Investigation of Cannabinoid Receptor Agonist Dronabinol in Patients With Functional Chest Pain

In a recent study, Dronabinol was shown to reduce symptoms in patients with Functional Chest Pain (non-cardiac chest pain). Additionally, metabolic measures and patients' weights were not adversely affected by this regiment. In fact, some cholesterol measures trended in a favorable direction with Dronabinol. The study lasted 28 days and patients took Dronabinol twice daily. The goal of this current study focuses on reducing the dose of Dronabinol to see if the same goals can be achieved. More so, the study will be extended to 12 weeks to gain a more longitudinal picture of therapy with Dronabinol. It is hypothesized that reducing the dose and extending the duration will continue to show an improvement in symptoms as well as no adverse metabolic outcomes.
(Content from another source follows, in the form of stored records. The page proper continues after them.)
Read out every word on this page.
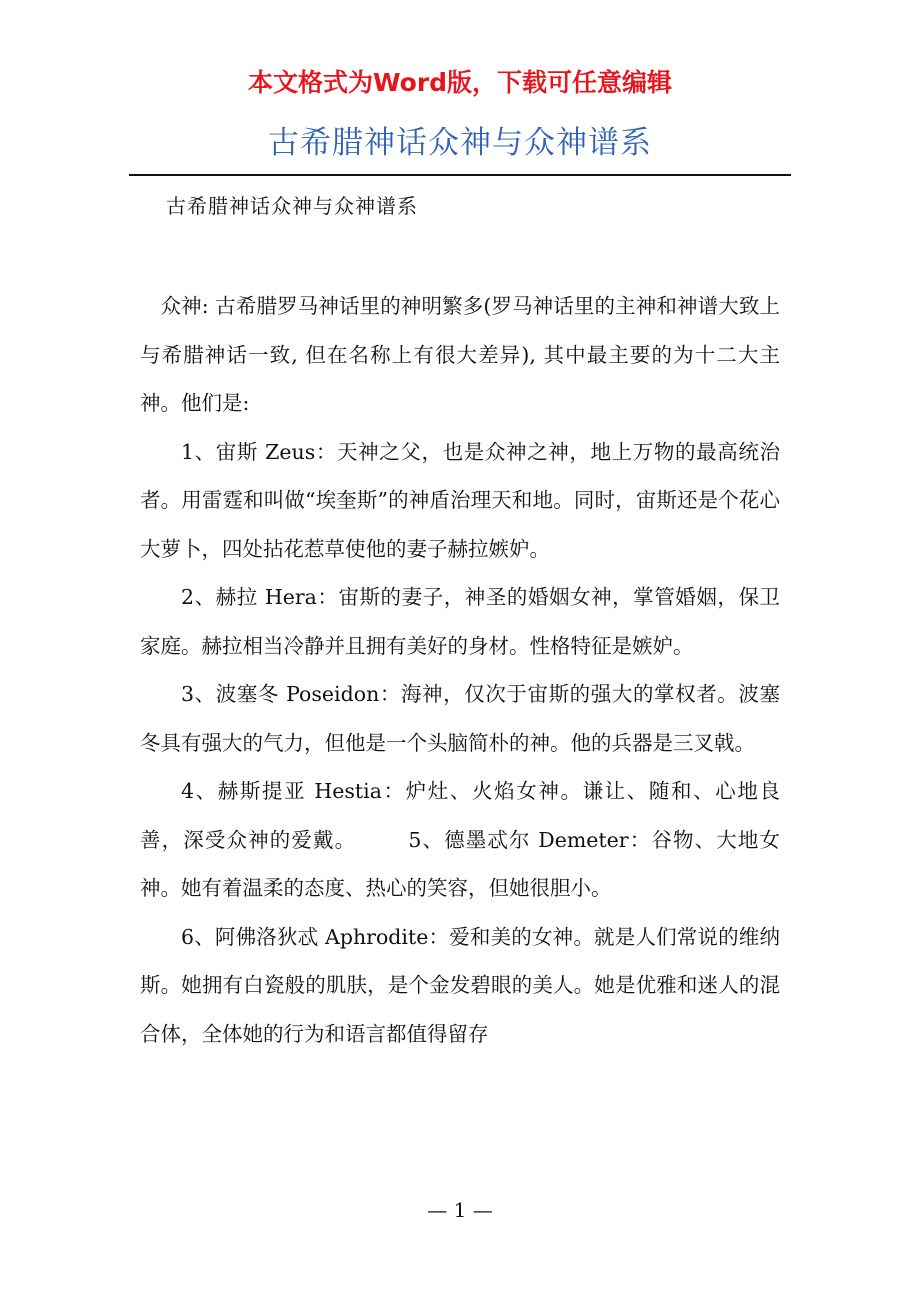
本文格式为Word版，下载可任意编辑
古希腊神话众神与众神谱系
古希腊神话众神与众神谱系

众神: 古希腊罗马神话里的神明繁多(罗马神话里的主神和神谱大致上与希腊神话一致, 但在名称上有很大差异), 其中最主要的为十二大主神。他们是:

1、宙斯 Zeus：天神之父，也是众神之神，地上万物的最高统治者。用雷霆和叫做“埃奎斯”的神盾治理天和地。同时，宙斯还是个花心大萝卜，四处拈花惹草使他的妻子赫拉嫉妒。

2、赫拉 Hera：宙斯的妻子，神圣的婚姻女神，掌管婚姻，保卫家庭。赫拉相当冷静并且拥有美好的身材。性格特征是嫉妒。

3、波塞冬 Poseidon：海神，仅次于宙斯的强大的掌权者。波塞冬具有强大的气力，但他是一个头脑简朴的神。他的兵器是三叉戟。

4、赫斯提亚 Hestia：炉灶、火焰女神。谦让、随和、心地良善，深受众神的爱戴。	5、德墨忒尔 Demeter：谷物、大地女神。她有着温柔的态度、热心的笑容，但她很胆小。

6、阿佛洛狄忒 Aphrodite：爱和美的女神。就是人们常说的维纳斯。她拥有白瓷般的肌肤，是个金发碧眼的美人。她是优雅和迷人的混合体，全体她的行为和语言都值得留存

— 1 —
About 200,000 new cases of Functional Chest Pain (FCP) are diagnosed annually in USA. FCP is associated with poor quality of life and high health care expenditure. Gastroesophageal reflux disease (GERD), esophageal motility disorders, and psychological disorders may cause FCP. However, the mechanism(s) for FCP continue to be explored and include central and peripheral hypersensitivity as well as biomechanical dysfunction of the esophageal wall. CB1 receptor activation in synaptic clefts fine tunes neuronal firing and may in fact quell the over excitation associated with hypersensitivity. Dronabinol, a cannabinoid receptor agonist with a preference for CB1 over CB2, is believed to reduce the esophageal hypersensitivity. CB1 receptors are located primarily on central and peripheral neurons (including the enteric nervous system) and myenteric plexus where they modulate neurotransmitter release. Activation of pre-junctional CB1 receptors may reduce excitatory enteric transmission and conceivably improve esophageal hyperreactivity and hypersensitivity, the hallmarks of FCP. Previously, it was shown that Chest Pain Symptoms were greatly reduced when patients took 5 mg Dronabinol twice daily. Patients had very few side effects from this regiment although sedation was reported. The goal of this study focuses on reducing the dose of Dronabinol to 5 mg every other day, or essentially, one quarter of the dose. The effect of Dronabinol varies with CB1 receptor density in various tissues. It is hypothesized that at this reduced dose relief of chest pain will still be achieved without the sedating effects. More so, Dronabinol at 5 mg twice daily failed to produce any adverse metabolic outcomes including measures of glucose, LDL, triglycerides, leptin, or transaminases. Dronabinol treatment tended to improve some of these measures although the study only lasted 28 days. Currently the hypothesis is that lower doses at a protracted time course will again fail to perturb homeostasis.